Meta's Muse Spark scores 52 on AI index, nearly tripling Llama 4 performance

After a year-long absence from the frontier of AI research, Meta has returned with a proprietary model that re-establishes it as a top contender.

Meta Platforms Inc. on Wednesday debuted Muse Spark, a proprietary artificial intelligence model that shows a nearly threefold performance leap over its predecessor and signals a major strategic shift away from the company’s open-source roots. The new model, the first from Meta’s recently formed Superintelligence Labs, aims to place the company back in direct competition with systems from OpenAI, Google, and Anthropic after its previous flagship, Llama 4, failed to meet expectations.

“This is the most powerful model that meta has released,” Alexandr Wang, Meta’s Chief AI Officer, said in a post on X, the social network favored by the machine learning community. Wang noted the model supports “tool-use, visual chain of thought, & multi-agent orchestration,” positioning it as the foundation for a “personal superintelligence.”

The launch marks a statistical comeback for Meta, which had been absent from the top-tier of AI performance for over a year. According to the Artificial Analysis Intelligence Index v4.0, Muse Spark achieved a score of 52, a dramatic improvement from the 18 scored by Llama 4 Maverick in 2025. The new score places Muse Spark in the top five global models, trailing only Gemini 3.1 Pro Preview and GPT-5.4, which both scored 57, and Claude Opus 4.6 at 53.

For investors, the release signals that Meta’s multi-billion-dollar overhaul of its AI division, including a $14.3 billion investment for a 49% stake in data-labeling firm ScaleAI, is beginning to yield results. The move to a proprietary model, however, raises questions about the future of the popular open-source Llama family, which powered over one million daily downloads and offered businesses an estimated 88% cost reduction compared to proprietary APIs.

A Return to Frontier Performance

Meta’s internal benchmarks, corroborated by independent auditing from Artificial Analysis, show Muse Spark’s strength in multimodal reasoning, particularly where visual information and logic intersect. In the CharXiv Reasoning benchmark for figure understanding, Muse Spark scored 86.4, well ahead of GPT-5.4’s 82.8 and Gemini 3.1 Pro’s 80.2. The model also scored 80.5% on the MMMU Pro vision benchmark, making it the second-most capable vision model on the market, surpassed only by Gemini 3.1 Pro Preview.

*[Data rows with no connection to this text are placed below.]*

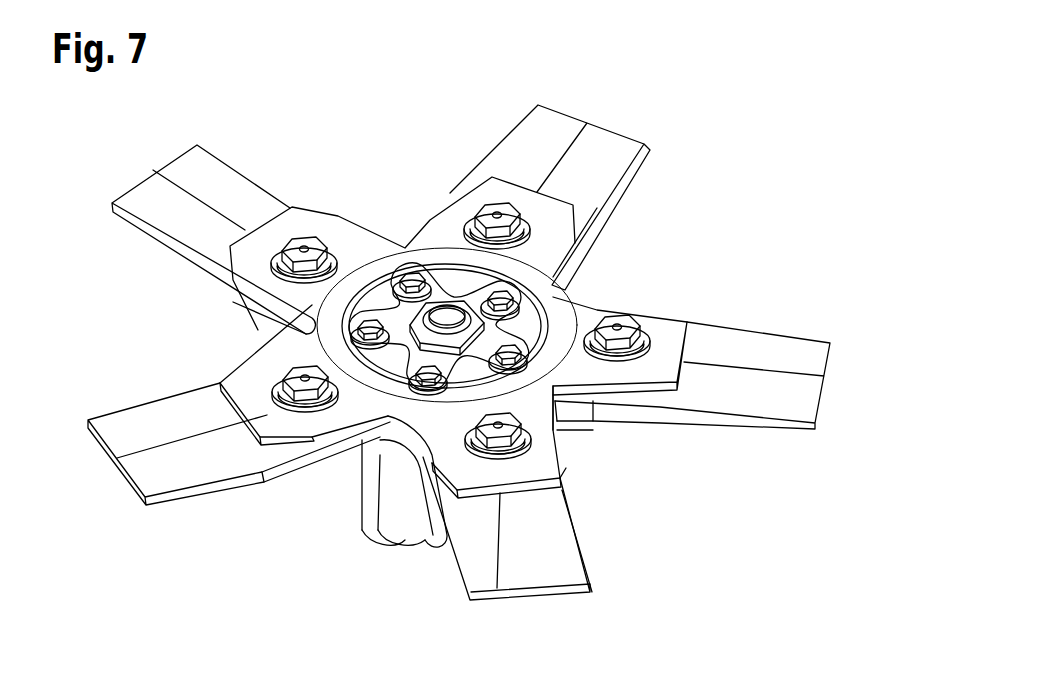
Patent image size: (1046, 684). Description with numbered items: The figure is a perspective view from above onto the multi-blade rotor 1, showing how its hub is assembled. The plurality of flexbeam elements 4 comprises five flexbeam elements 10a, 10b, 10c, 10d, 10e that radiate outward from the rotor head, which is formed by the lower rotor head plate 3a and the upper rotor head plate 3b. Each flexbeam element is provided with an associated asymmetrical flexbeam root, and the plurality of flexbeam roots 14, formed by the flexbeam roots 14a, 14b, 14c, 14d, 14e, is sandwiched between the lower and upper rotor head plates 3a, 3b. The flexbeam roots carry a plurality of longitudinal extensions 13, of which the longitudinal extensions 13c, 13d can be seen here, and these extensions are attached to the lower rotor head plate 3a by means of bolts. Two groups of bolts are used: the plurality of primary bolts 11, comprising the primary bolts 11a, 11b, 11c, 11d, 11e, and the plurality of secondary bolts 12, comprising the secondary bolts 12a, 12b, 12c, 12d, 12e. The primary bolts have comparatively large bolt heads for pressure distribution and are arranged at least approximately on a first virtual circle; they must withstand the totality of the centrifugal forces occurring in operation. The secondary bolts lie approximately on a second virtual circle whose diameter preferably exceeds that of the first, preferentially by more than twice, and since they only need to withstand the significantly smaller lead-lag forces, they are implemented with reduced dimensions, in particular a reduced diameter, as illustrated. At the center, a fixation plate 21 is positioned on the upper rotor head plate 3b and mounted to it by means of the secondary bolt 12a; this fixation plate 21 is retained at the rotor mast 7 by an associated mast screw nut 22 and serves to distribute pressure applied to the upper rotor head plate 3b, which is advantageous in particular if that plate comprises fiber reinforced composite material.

The multi-blade rotor 1 is at (140, 133).
The lower rotor head plate 3a is at (355, 472).
The upper rotor head plate 3b is at (603, 435).
The plurality of flexbeam elements 4 is at (648, 174).
The rotor mast 7 is at (420, 530).
The flexbeam element 10a is at (150, 200).
The flexbeam element 10b is at (612, 143).
The flexbeam element 10c is at (797, 402).
The flexbeam element 10d is at (577, 572).
The flexbeam element 10e is at (143, 468).
The plurality of primary bolts 11 is at (293, 229).
The primary bolt 11a is at (275, 250).
The primary bolt 11b is at (497, 213).
The primary bolt 11c is at (622, 324).
The primary bolt 11d is at (496, 432).
The primary bolt 11e is at (285, 376).
The plurality of secondary bolts 12 is at (424, 250).
The secondary bolt 12a is at (410, 272).
The secondary bolt 12b is at (505, 292).
The secondary bolt 12c is at (528, 340).
The secondary bolt 12d is at (420, 385).
The secondary bolt 12e is at (352, 327).
The plurality of longitudinal extensions 13 is at (590, 370).
The longitudinal extension 13c is at (573, 410).
The longitudinal extension 13d is at (392, 485).
The plurality of flexbeam roots 14 is at (283, 485).
The flexbeam root 14a is at (220, 307).
The flexbeam root 14b is at (610, 233).
The flexbeam root 14c is at (690, 388).
The flexbeam root 14d is at (588, 493).
The flexbeam root 14e is at (314, 480).
The fixation plate 21 is at (583, 486).
The mast screw nut 22 is at (403, 311).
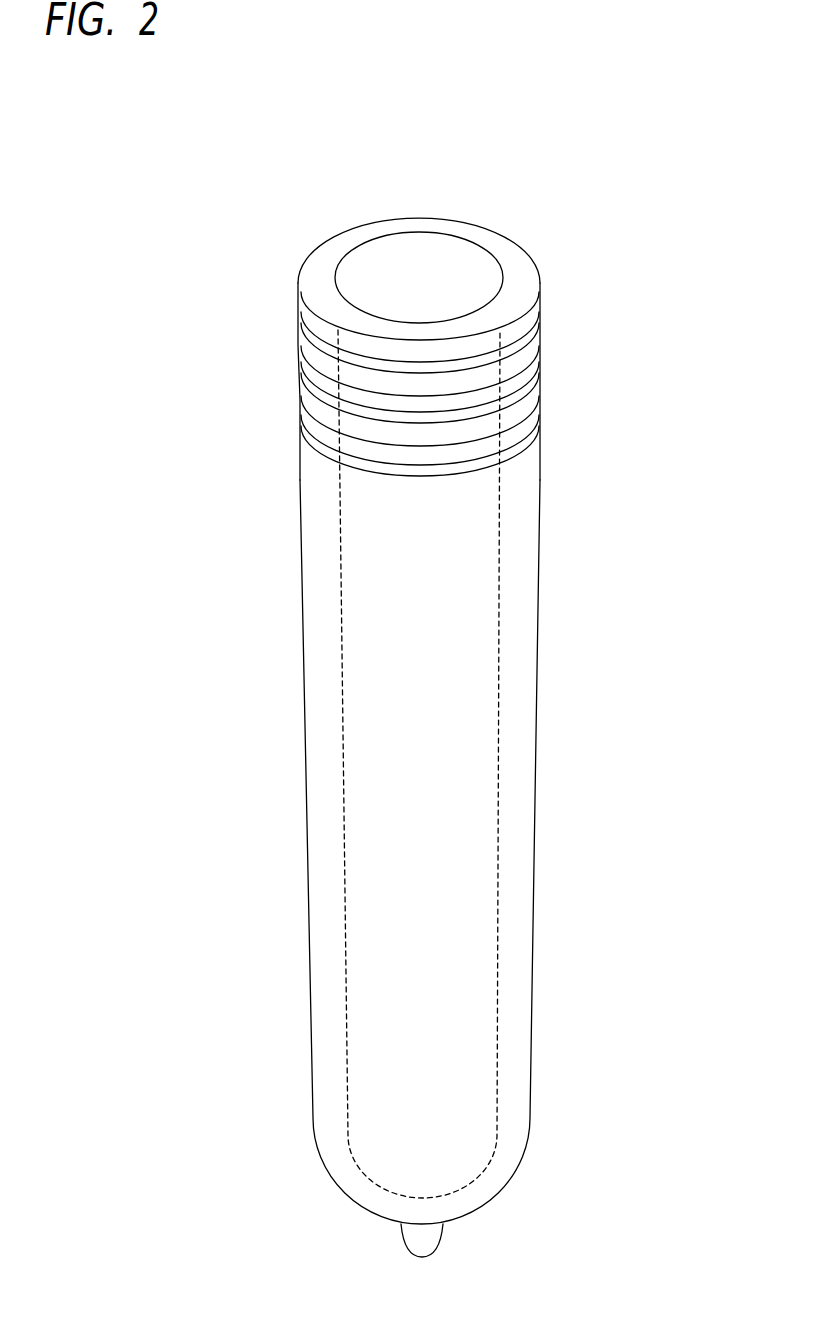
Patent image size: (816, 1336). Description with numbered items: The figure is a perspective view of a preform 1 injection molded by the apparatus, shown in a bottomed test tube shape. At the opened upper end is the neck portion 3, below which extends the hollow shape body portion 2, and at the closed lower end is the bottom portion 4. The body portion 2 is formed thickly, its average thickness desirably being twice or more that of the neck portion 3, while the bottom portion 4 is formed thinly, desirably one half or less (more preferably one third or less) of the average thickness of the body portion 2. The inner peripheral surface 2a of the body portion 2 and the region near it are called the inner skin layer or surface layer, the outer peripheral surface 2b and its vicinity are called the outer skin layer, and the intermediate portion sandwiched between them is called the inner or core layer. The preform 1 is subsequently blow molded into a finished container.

The preform 1 is at (606, 350).
The body portion 2 is at (537, 697).
The inner peripheral surface 2a is at (498, 574).
The outer peripheral surface 2b is at (539, 628).
The neck portion 3 is at (303, 375).
The bottom portion 4 is at (482, 1207).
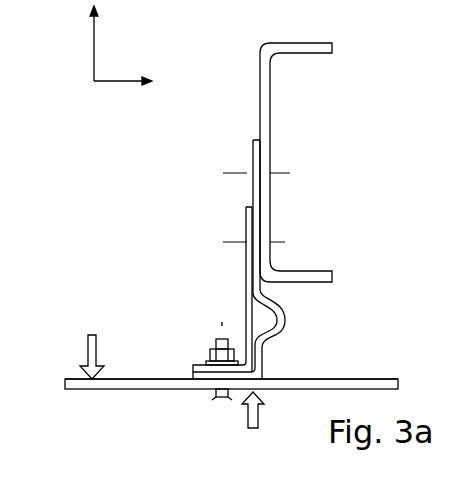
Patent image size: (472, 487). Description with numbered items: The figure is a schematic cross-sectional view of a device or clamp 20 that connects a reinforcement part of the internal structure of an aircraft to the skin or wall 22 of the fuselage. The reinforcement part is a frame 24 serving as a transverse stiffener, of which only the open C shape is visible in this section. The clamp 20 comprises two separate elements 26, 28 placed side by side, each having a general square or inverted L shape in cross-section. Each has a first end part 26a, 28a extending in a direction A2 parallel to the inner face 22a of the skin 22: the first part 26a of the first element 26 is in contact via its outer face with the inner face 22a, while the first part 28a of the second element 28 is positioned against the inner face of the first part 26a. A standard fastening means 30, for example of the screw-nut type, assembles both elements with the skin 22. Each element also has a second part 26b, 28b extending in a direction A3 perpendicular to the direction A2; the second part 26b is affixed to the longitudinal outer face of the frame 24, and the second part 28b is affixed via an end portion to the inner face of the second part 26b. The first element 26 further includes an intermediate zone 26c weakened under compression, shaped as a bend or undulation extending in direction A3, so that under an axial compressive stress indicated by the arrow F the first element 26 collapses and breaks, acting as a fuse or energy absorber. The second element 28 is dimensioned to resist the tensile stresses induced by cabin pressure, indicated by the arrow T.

The clamp 20 is at (250, 221).
The wall 22 is at (295, 380).
The inner face 22a is at (128, 379).
The frame 24 is at (288, 47).
The first element 26 is at (253, 198).
The first end part 26a is at (236, 392).
The second part 26b is at (253, 155).
The zone weakened under compression 26c is at (285, 322).
The second element 28 is at (248, 318).
The first end part 28a is at (197, 364).
The second part 28b is at (247, 233).
The fastening means 30 is at (196, 332).
The direction A2 is at (118, 85).
The direction A3 is at (93, 50).
The arrow T is at (88, 345).
The arrow F is at (260, 418).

The model’s efficiency is another key factor. Muse Spark used just 58 million output tokens to complete the Intelligence Index benchmark, less than half the 157 million tokens required by Claude Opus 4.6 and the 120 million by GPT-5.4. Meta attributes this to a process called “thought compression,” which penalizes the model for excessive thinking time during training, forcing it to find more efficient reasoning pathways.

From Open Source Leader to Proprietary Challenger

The decision to launch Muse Spark as a proprietary model, confined to Meta’s apps and a private API preview, marks a significant departure. The Llama series, particularly Llama 2 and 3, became foundational infrastructure for thousands of developers and businesses, creating a global ecosystem. While a Meta spokesperson stated that existing Llama models will remain available, the company did not comment on future open-source development.

The shift comes as the open-weight landscape becomes increasingly competitive. Chinese models from Alibaba and Zhipu AI began to outpace Llama 4 on some benchmarks in late 2025, eroding Meta’s leadership in the space it had once dominated. While Wang has hinted at plans to “open-source future versions,” the initial proprietary release suggests Meta is prioritizing performance and control as it re-enters the frontier AI race. The company's shares, trading at a forward P/E ratio of 24, have yet to fully price in the potential revenue from a competitive proprietary model, with analysts watching closely to see if Muse Spark can translate benchmark wins into tangible product advantages.

This article is for informational purposes only and does not constitute investment advice.